Democrats argue their plan would ensure that most of the tax relief is felt by middle-and low-income earners while LePage’s budget would create a $300 million revenue hole that would force education cuts in order to provide tax breaks to corporations and the rich.

LePage officials take issue with that claim and say the governor is working to help low-income families out of poverty, noting that he was homeless for a time as a child.

“He has spent a large amount of time in his governorship trying to reform government to improve the lives of people so they can climb the economic ladder,” said Brent Littlefield, LePage’s political adviser.

Democrats are also proposing to increase revenue sharing to $80 million annually, maintain the property tax exemption for nonprofits, boost the homestead exemption for all Maine homeowners to $20,000 and increase funding for K-12 schools by about $20 million. They would also keep the sales tax at 5.5 percent, instead of lifting it to 6.5 percent under LePage’s budget.

Their plan would be paid for by expanding the sales tax to include more services - which LePage had also proposed - maintaining the high tax rate on the wealthiest and keeping in place the estate and corporate income taxes.

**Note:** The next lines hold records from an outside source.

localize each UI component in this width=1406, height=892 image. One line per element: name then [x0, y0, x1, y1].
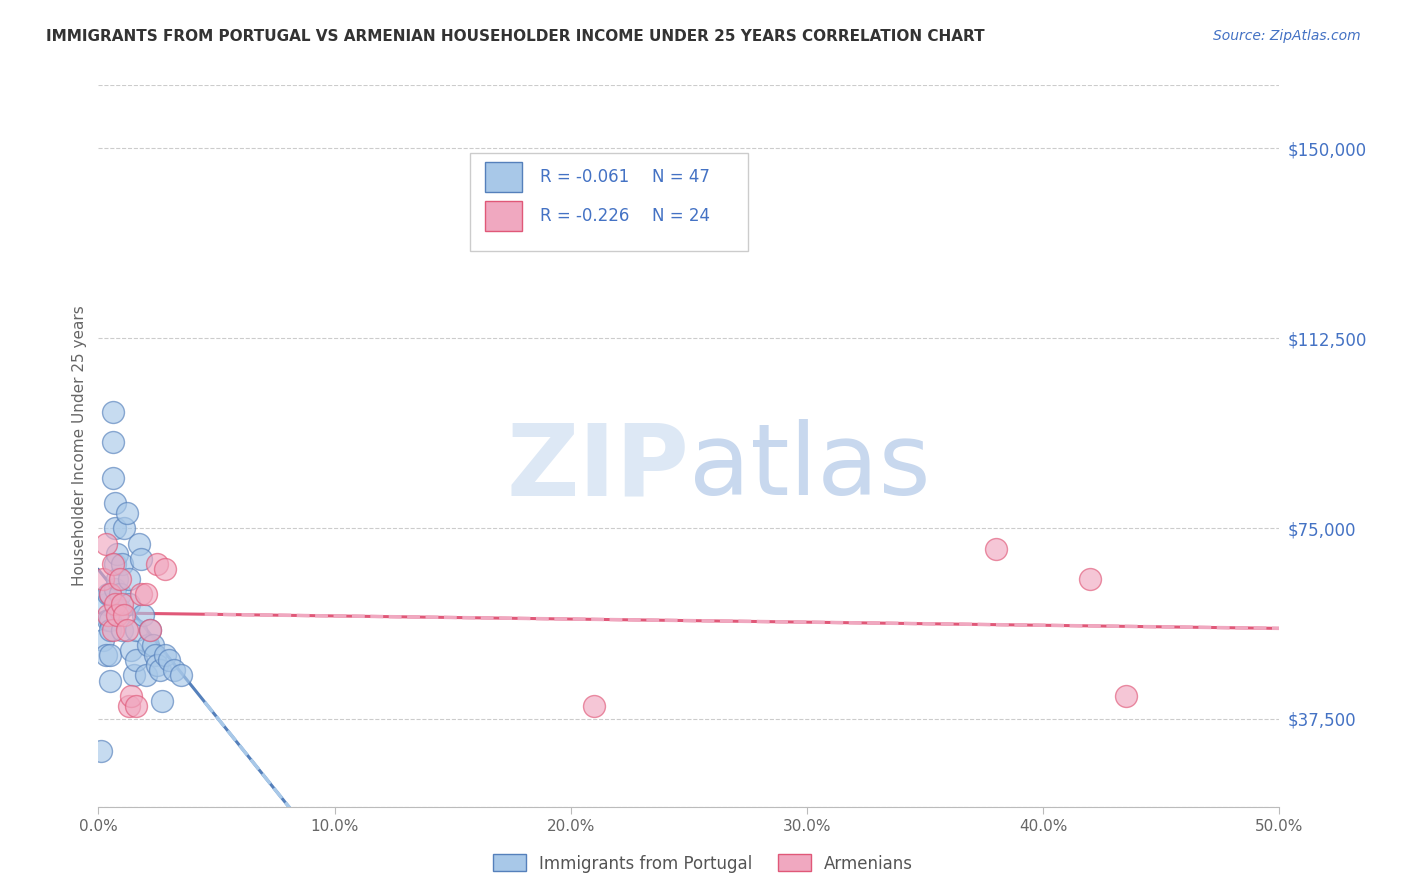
Point [101, 405, 124, 419]
Point [125, 653, 148, 667]
Point [170, 668, 193, 682]
Point [104, 496, 127, 510]
Point [125, 623, 148, 637]
Point [132, 607, 155, 622]
Point [128, 536, 150, 550]
Point [91, 572, 114, 586]
Point [104, 582, 127, 597]
Point [91, 632, 114, 647]
Point [129, 551, 152, 566]
Point [135, 587, 157, 601]
Point [583, 698, 606, 713]
Point [98, 673, 121, 688]
Point [129, 587, 152, 601]
Point [146, 557, 169, 571]
Text: N = 24: N = 24 [652, 207, 710, 226]
Point [104, 521, 127, 535]
Text: Source: ZipAtlas.com: Source: ZipAtlas.com [1213, 29, 1361, 43]
Point [97, 607, 120, 622]
Point [98, 613, 121, 627]
Point [163, 664, 186, 678]
Point [98, 587, 121, 601]
Point [101, 557, 124, 571]
Point [105, 607, 128, 622]
Point [122, 668, 145, 682]
Bar [485, 201, 523, 231]
Point [105, 572, 128, 586]
Point [153, 648, 176, 662]
Point [136, 638, 159, 652]
Point [98, 623, 121, 637]
Point [115, 506, 138, 520]
Point [139, 623, 162, 637]
Point [153, 562, 176, 576]
Text: R = -0.226: R = -0.226 [540, 207, 630, 226]
Point [142, 638, 165, 652]
Point [118, 598, 141, 612]
Point [118, 572, 141, 586]
Text: N = 47: N = 47 [652, 169, 710, 186]
Point [90, 744, 112, 758]
Point [135, 668, 157, 682]
Point [108, 602, 131, 616]
Point [984, 541, 1007, 556]
Point [98, 648, 121, 662]
Point [143, 648, 166, 662]
Point [105, 547, 128, 561]
Point [121, 689, 143, 703]
Point [149, 664, 172, 678]
Point [111, 557, 134, 571]
Point [97, 613, 120, 627]
Point [94, 648, 117, 662]
Y-axis label: Householder Income Under 25 years: Householder Income Under 25 years [72, 306, 87, 586]
Point [118, 698, 141, 713]
Text: IMMIGRANTS FROM PORTUGAL VS ARMENIAN HOUSEHOLDER INCOME UNDER 25 YEARS CORRELATI: IMMIGRANTS FROM PORTUGAL VS ARMENIAN HOU… [46, 29, 986, 44]
Point [108, 587, 131, 601]
Point [97, 587, 120, 601]
Point [139, 623, 162, 637]
Point [108, 572, 131, 586]
Point [112, 521, 135, 535]
Point [94, 536, 117, 550]
Text: atlas: atlas [689, 419, 931, 516]
Bar [485, 162, 523, 193]
Text: R = -0.061: R = -0.061 [540, 169, 630, 186]
Point [146, 658, 169, 673]
Point [104, 598, 127, 612]
Legend: Immigrants from Portugal, Armenians: Immigrants from Portugal, Armenians [486, 847, 920, 880]
Point [111, 623, 134, 637]
Point [98, 587, 121, 601]
Point [125, 698, 148, 713]
Point [101, 471, 124, 485]
Point [115, 623, 138, 637]
Point [157, 653, 180, 667]
Point [101, 435, 124, 450]
Point [104, 557, 127, 571]
Point [112, 607, 135, 622]
Bar [471, 153, 748, 251]
Point [101, 623, 124, 637]
Point [150, 694, 173, 708]
Point [121, 643, 143, 657]
Point [94, 598, 117, 612]
Point [111, 598, 134, 612]
Point [1115, 689, 1137, 703]
Text: ZIP: ZIP [506, 419, 689, 516]
Point [1080, 572, 1102, 586]
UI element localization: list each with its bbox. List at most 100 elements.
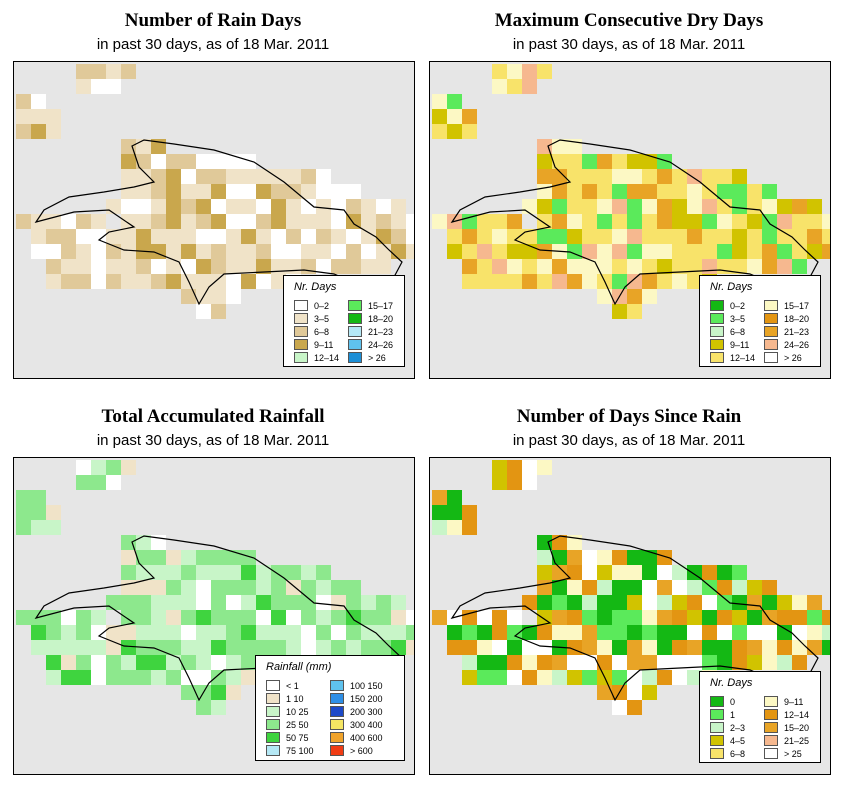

LePage wants to cut the corporate income tax from 8.93 percent to 6.75 percent by 2021.

Republicans criticized Democrats for not putting forward any ideas to reduce the size of state government and curtail spending - steps that the GOP says are critical to improving Maine’s economy.

“To that extent, the Democratic plan appears to be more tax and spend as usual with no real tax relief for Maine families,” said House Republican Leader Ken Fredette.

Despite their differences on many issues, Democrats have embraced many of LePage’s ideas, like increasing funding for a property tax credit program and providing a sales tax credit for low-income families. They say that shows they’re dedicated to coming to a budget that all sides can agree on.

“There is too much at stake for Democrats to simply stand on the sidelines and not offer a competing vision for how to grow our economy,” Eves said.